The payback period (PBP) is an investment appraisal technique that tells the amount of time taken by the investment to recover the initial investment or principal. The calculation of the PBP is very simple, and its interpretation too. The advantage is its simplicity, whereas there is two major disadvantage of this method. It does not consider cash flows after this period. It also ignores the time value of money.
Definition of Payback Period Method
The payback period is one of the simplest capital budgeting techniques. It calculates the number of years a project takes in recovering the initial investment based on the future expected cash inflows.
How to Calculate Payback Period?
All that is needed to calculate the PBP is simply nothing more than preparing a table and then applying a simple formula/equation.
Let us understand the steps for finding the payback period with the help of an example.
Payback Period Example
Suppose a project with initial cash investment of $1,000,000 with a cash flow pattern from 1 to 5 years – 120,000.00, 150,000.00, 300,000.00, 500,000.00 and 500,000.00.
We will first arrange the data in a table with year-wise cash flows and an additional column of cumulative cash flows, as shown below.
|Year||Cash Flow||Cumulative Cash Flows|
|3 (W)||300,000.00||(Y) 570,000.00|
From the above table, we can easily make out that the PBP is greater than 3 but less than 4 years since the cumulative cash flow value crosses the initial investment amount in year 4.
Payback Period Formula
To find out the exact payback period, we can use the following formula / equation:
Payback Period = W + (X – Y) / Z where,
3 + (1000000 – 570000) / 500000
=> 3 + 430000 / 500000
= 3 + 0.86 = 3.86 Years
W is the year before the investment value is crossed in cumulative cash flows, i.e., 3 in our case.
X is the initial investment or the initial cash outlay
Y is the cumulative cash flow just before the investment value is crossed in cumulative cash flows
Z is the cash flow of the year in which the cumulative cash flows cross the investment value.
You can also use our Payback Period Calculator.
Acceptance Criteria / Evaluation / Interpretation of Payback Period
The acceptance criterion is simply the benchmark that a firm sets. Some firms may not find it comfortable to invest in very long-term projects and wish to enter where they can see results in, say, medium to long term. Similarly, others may take the longer-term risk.
To evaluate a project on the basis of this, we can interpret a project with a lower payback period to be better as the investor is standing safely with his money back. Who would not like to get the principal back as early as possible?
Advantages and Disadvantages
The most important advantage of this method is that it is very simple to calculate and understand.

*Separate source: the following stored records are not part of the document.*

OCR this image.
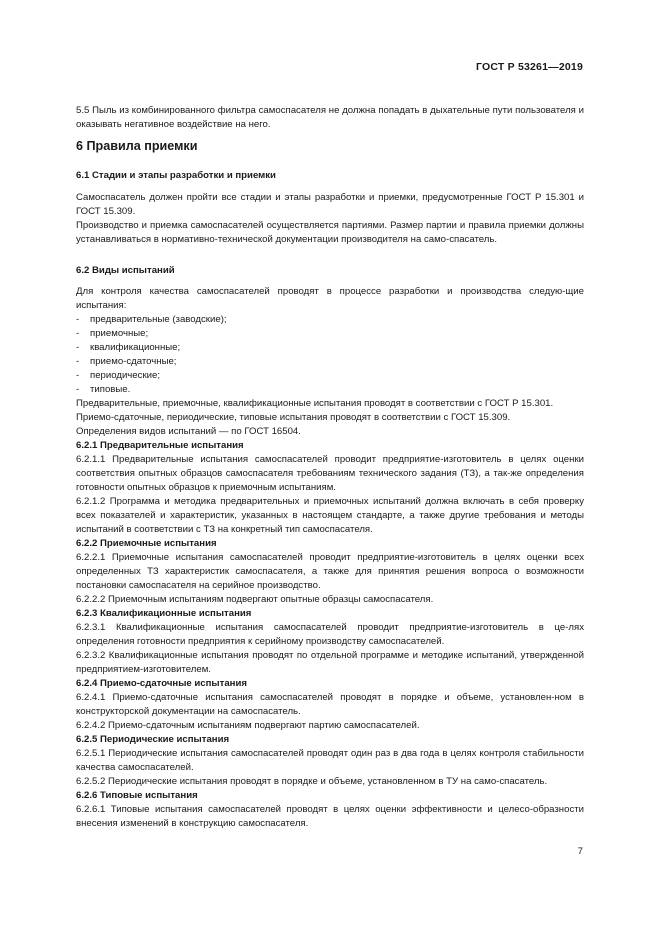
ГОСТ Р 53261—2019

5.5 Пыль из комбинированного фильтра самоспасателя не должна попадать в дыхательные пути пользователя и оказывать негативное воздействие на него.

6 Правила приемки

6.1 Стадии и этапы разработки и приемки

Самоспасатель должен пройти все стадии и этапы разработки и приемки, предусмотренные ГОСТ Р 15.301 и ГОСТ 15.309.

Производство и приемка самоспасателей осуществляется партиями. Размер партии и правила приемки должны устанавливаться в нормативно-технической документации производителя на само-спасатель.

6.2 Виды испытаний

Для контроля качества самоспасателей проводят в процессе разработки и производства следую-щие испытания:

- предварительные (заводские);

- приемочные;

- квалификационные;

- приемо-сдаточные;

- периодические;

- типовые.

Предварительные, приемочные, квалификационные испытания проводят в соответствии с ГОСТ Р 15.301.

Приемо-сдаточные, периодические, типовые испытания проводят в соответствии с ГОСТ 15.309.

Определения видов испытаний — по ГОСТ 16504.

6.2.1 Предварительные испытания

6.2.1.1 Предварительные испытания самоспасателей проводит предприятие-изготовитель в целях оценки соответствия опытных образцов самоспасателя требованиям технического задания (ТЗ), а так-же определения готовности опытных образцов к приемочным испытаниям.

6.2.1.2 Программа и методика предварительных и приемочных испытаний должна включать в себя проверку всех показателей и характеристик, указанных в настоящем стандарте, а также другие требования и методы испытаний в соответствии с ТЗ на конкретный тип самоспасателя.

6.2.2 Приемочные испытания

6.2.2.1 Приемочные испытания самоспасателей проводит предприятие-изготовитель в целях оценки всех определенных ТЗ характеристик самоспасателя, а также для принятия решения вопроса о возможности постановки самоспасателя на серийное производство.

6.2.2.2 Приемочным испытаниям подвергают опытные образцы самоспасателя.

6.2.3 Квалификационные испытания

6.2.3.1 Квалификационные испытания самоспасателей проводит предприятие-изготовитель в це-лях определения готовности предприятия к серийному производству самоспасателей.

6.2.3.2 Квалификационные испытания проводят по отдельной программе и методике испытаний, утвержденной предприятием-изготовителем.

6.2.4 Приемо-сдаточные испытания

6.2.4.1 Приемо-сдаточные испытания самоспасателей проводят в порядке и объеме, установлен-ном в конструкторской документации на самоспасатель.

6.2.4.2 Приемо-сдаточным испытаниям подвергают партию самоспасателей.

6.2.5 Периодические испытания

6.2.5.1 Периодические испытания самоспасателей проводят один раз в два года в целях контроля стабильности качества самоспасателей.

6.2.5.2 Периодические испытания проводят в порядке и объеме, установленном в ТУ на само-спасатель.

6.2.6 Типовые испытания

6.2.6.1 Типовые испытания самоспасателей проводят в целях оценки эффективности и целесо-образности внесения изменений в конструкцию самоспасателя.

7
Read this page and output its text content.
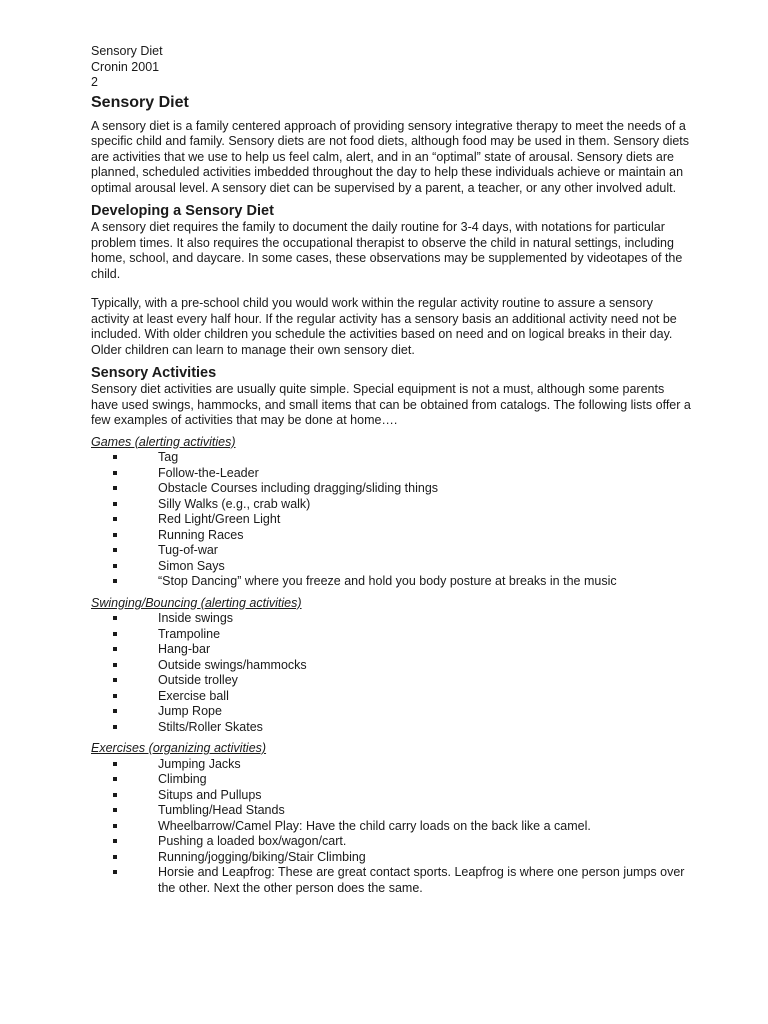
Sensory Diet
Cronin 2001
2
Sensory Diet

A sensory diet is a family centered approach of providing sensory integrative therapy to meet the needs of a specific child and family. Sensory diets are not food diets, although food may be used in them. Sensory diets are activities that we use to help us feel calm, alert, and in an “optimal” state of arousal. Sensory diets are planned, scheduled activities imbedded throughout the day to help these individuals achieve or maintain an optimal arousal level. A sensory diet can be supervised by a parent, a teacher, or any other involved adult.

Developing a Sensory Diet

A sensory diet requires the family to document the daily routine for 3-4 days, with notations for particular problem times. It also requires the occupational therapist to observe the child in natural settings, including home, school, and daycare. In some cases, these observations may be supplemented by videotapes of the child.

Typically, with a pre-school child you would work within the regular activity routine to assure a sensory activity at least every half hour. If the regular activity has a sensory basis an additional activity need not be included. With older children you schedule the activities based on need and on logical breaks in their day. Older children can learn to manage their own sensory diet.

Sensory Activities

Sensory diet activities are usually quite simple. Special equipment is not a must, although some parents have used swings, hammocks, and small items that can be obtained from catalogs. The following lists offer a few examples of activities that may be done at home….

Games (alerting activities)
Tag
Follow-the-Leader
Obstacle Courses including dragging/sliding things
Silly Walks (e.g., crab walk)
Red Light/Green Light
Running Races
Tug-of-war
Simon Says
“Stop Dancing” where you freeze and hold you body posture at breaks in the music
Swinging/Bouncing (alerting activities)
Inside swings
Trampoline
Hang-bar
Outside swings/hammocks
Outside trolley
Exercise ball
Jump Rope
Stilts/Roller Skates
Exercises (organizing activities)
Jumping Jacks
Climbing
Situps and Pullups
Tumbling/Head Stands
Wheelbarrow/Camel Play: Have the child carry loads on the back like a camel.
Pushing a loaded box/wagon/cart.
Running/jogging/biking/Stair Climbing
Horsie and Leapfrog: These are great contact sports. Leapfrog is where one person jumps over the other. Next the other person does the same.
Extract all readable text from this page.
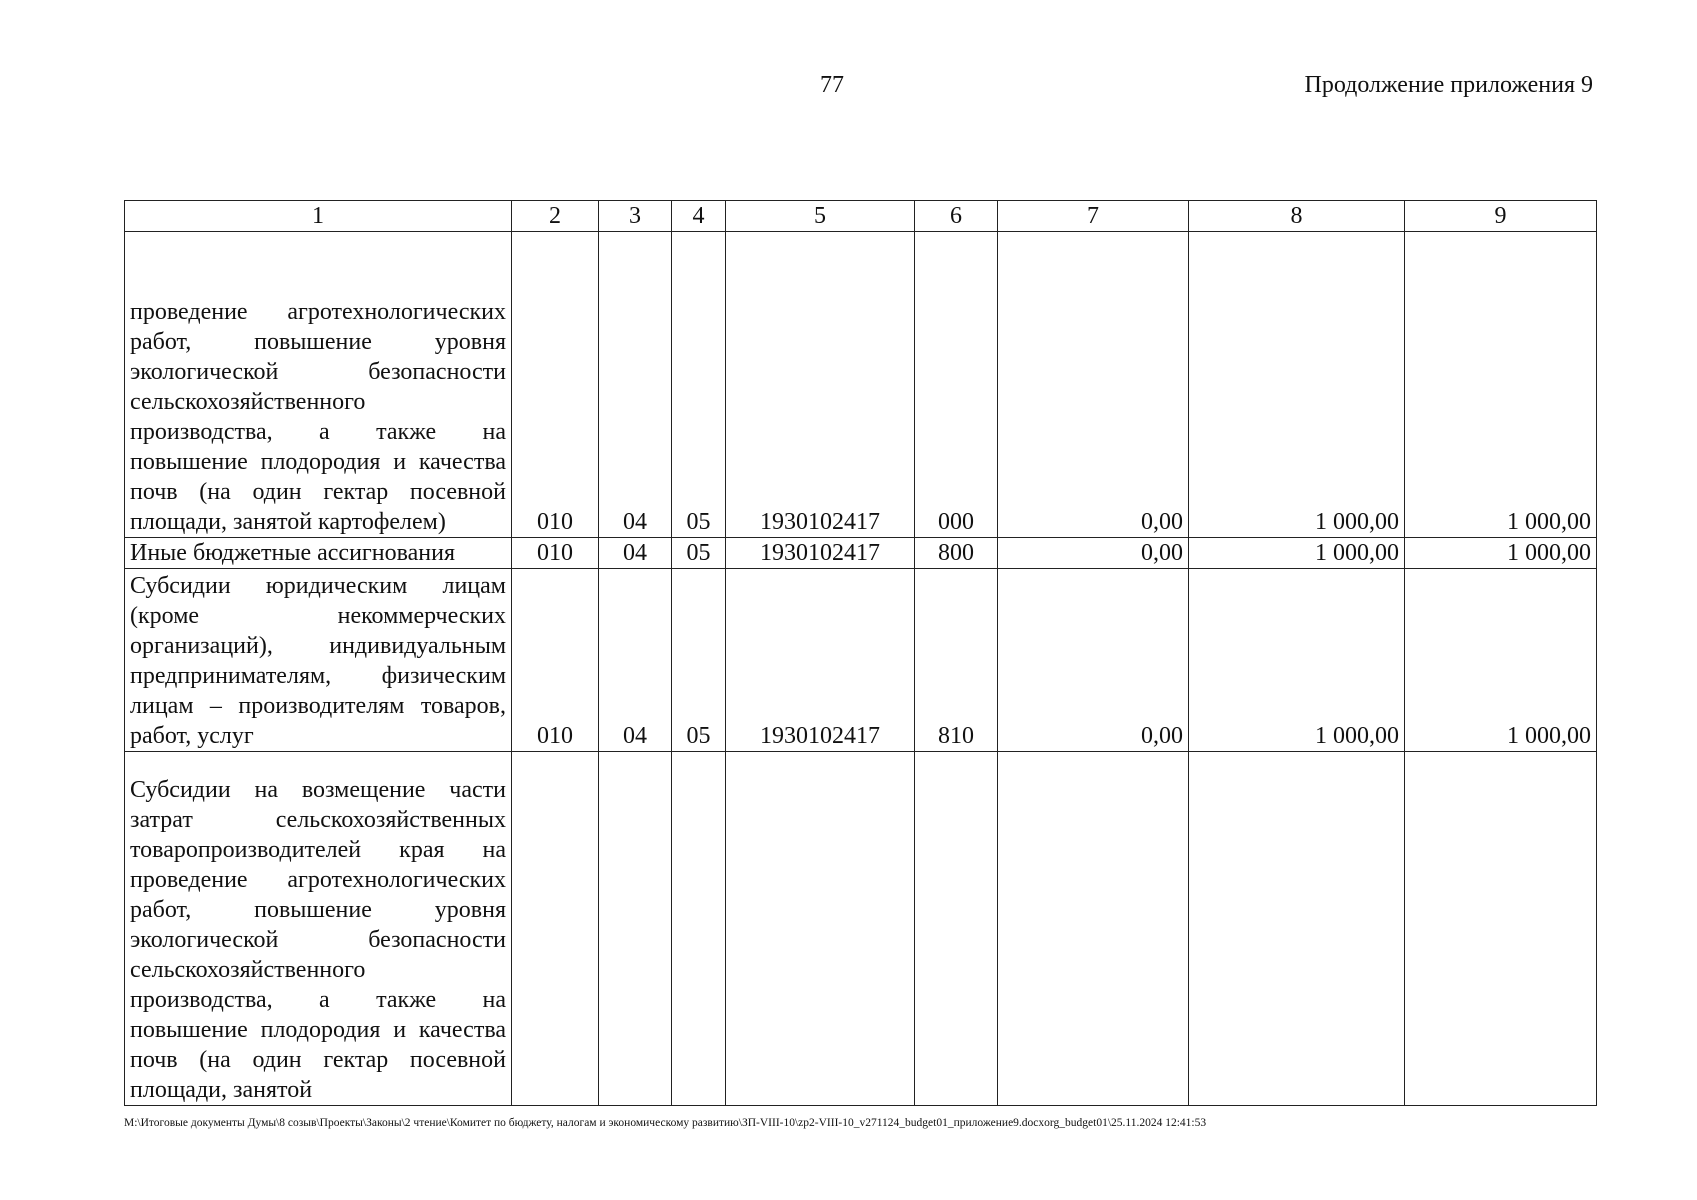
77	Продолжение приложения 9
1	2	3	4	5	6	7	8	9
проведение агротехнологических работ, повышение уровня экологической безопасности сельскохозяйственного производства, а также на повышение плодородия и качества почв (на один гектар посевной площади, занятой картофелем)	010	04	05	1930102417	000	0,00	1 000,00	1 000,00
Иные бюджетные ассигнования	010	04	05	1930102417	800	0,00	1 000,00	1 000,00
Субсидии юридическим лицам (кроме некоммерческих организаций), индивидуальным предпринимателям, физическим лицам – производителям товаров, работ, услуг	010	04	05	1930102417	810	0,00	1 000,00	1 000,00
Субсидии на возмещение части затрат сельскохозяйственных товаропроизводителей края на проведение агротехнологических работ, повышение уровня экологической безопасности сельскохозяйственного производства, а также на повышение плодородия и качества почв (на один гектар посевной площади, занятой								
M:\Итоговые документы Думы\8 созыв\Проекты\Законы\2 чтение\Комитет по бюджету, налогам и экономическому развитию\ЗП-VIII-10\zp2-VIII-10_v271124_budget01_приложение9.docxorg_budget01\25.11.2024 12:41:53
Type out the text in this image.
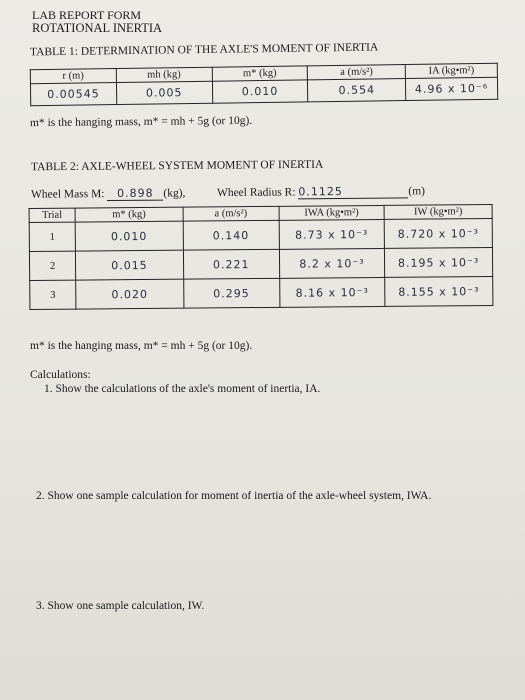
LAB REPORT FORM
ROTATIONAL INERTIA
TABLE 1: DETERMINATION OF THE AXLE'S MOMENT OF INERTIA
r (m)	mh (kg)	m* (kg)	a (m/s²)	IA (kg•m²)
0.00545	0.005	0.010	0.554	4.96 x 10⁻⁶
m* is the hanging mass, m* = mh + 5g (or 10g).
TABLE 2: AXLE-WHEEL SYSTEM MOMENT OF INERTIA
Wheel Mass M: 0.898 (kg),	Wheel Radius R: 0.1125	(m)
Trial	m* (kg)	a (m/s²)	IWA (kg•m²)	IW (kg•m²)
1	0.010	0.140	8.73 x 10⁻³	8.720 x 10⁻³
2	0.015	0.221	8.2 x 10⁻³	8.195 x 10⁻³
3	0.020	0.295	8.16 x 10⁻³	8.155 x 10⁻³
m* is the hanging mass, m* = mh + 5g (or 10g).
Calculations:
1. Show the calculations of the axle's moment of inertia, IA.
2. Show one sample calculation for moment of inertia of the axle-wheel system, IWA.
3. Show one sample calculation, IW.
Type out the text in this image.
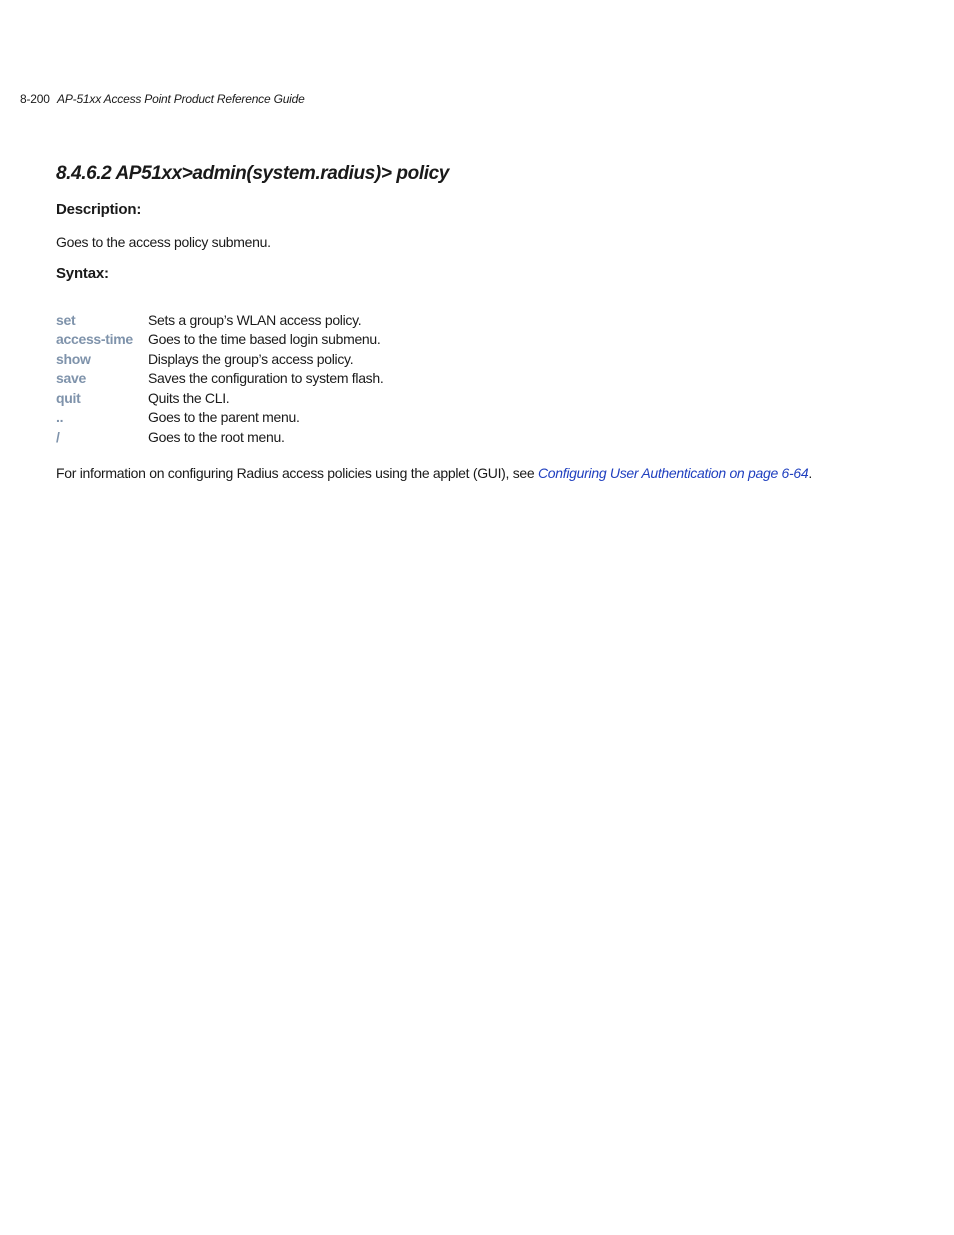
8-200 AP-51xx Access Point Product Reference Guide
8.4.6.2 AP51xx>admin(system.radius)> policy
Description:

Goes to the access policy submenu.

Syntax:
set	Sets a group’s WLAN access policy.
access-time	Goes to the time based login submenu.
show	Displays the group’s access policy.
save	Saves the configuration to system flash.
quit	Quits the CLI.
..	Goes to the parent menu.
/	Goes to the root menu.

For information on configuring Radius access policies using the applet (GUI), see Configuring User Authentication on page 6-64.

If the manager requires a rough idea about the time frame for which the money would be blocked, he need not sit with a pen, paper, or a computer. It can be calculated at our fingertips. It can at least tell the manager whether the project is worth spending additional analysis time or not.
There are two disadvantages to this method. One, it does not consider the cash flows after the PBP. Because of this, we cannot believe two projects with the same PBP as equally good. This method will give the same rating to two projects with the same initial cash flow of 100 million, where the cash inflow of one is 50 million in the first two years, and the other is 50 million for three years.
Second, it does not consider the time value of money. So, it avoids the basic rule of finance, i.e., ‘a dollar today is worth more than a dollar a year later.’ In PBP, we calculate the years for recovering the total investment. In a true sense, only the principle is covered; the portion of interest is still to be covered.
Other drawbacks include its inability to deal with uneven cash flows and negative cash flows. It may result in dual results.
Read Advantages and Disadvantages of Payback Period for a more detailed article.
Discounted Payback Period
It’s a solution to one of the disadvantages mentioned above, which says it does not consider the time value of money. The discounted payback period is slightly different from the normal payback period calculations. We need to replace the normal cash flows with discounted cash flows, and the rest of the calculation will remain the same. It is also referred to as the net present value (NPV) payback period.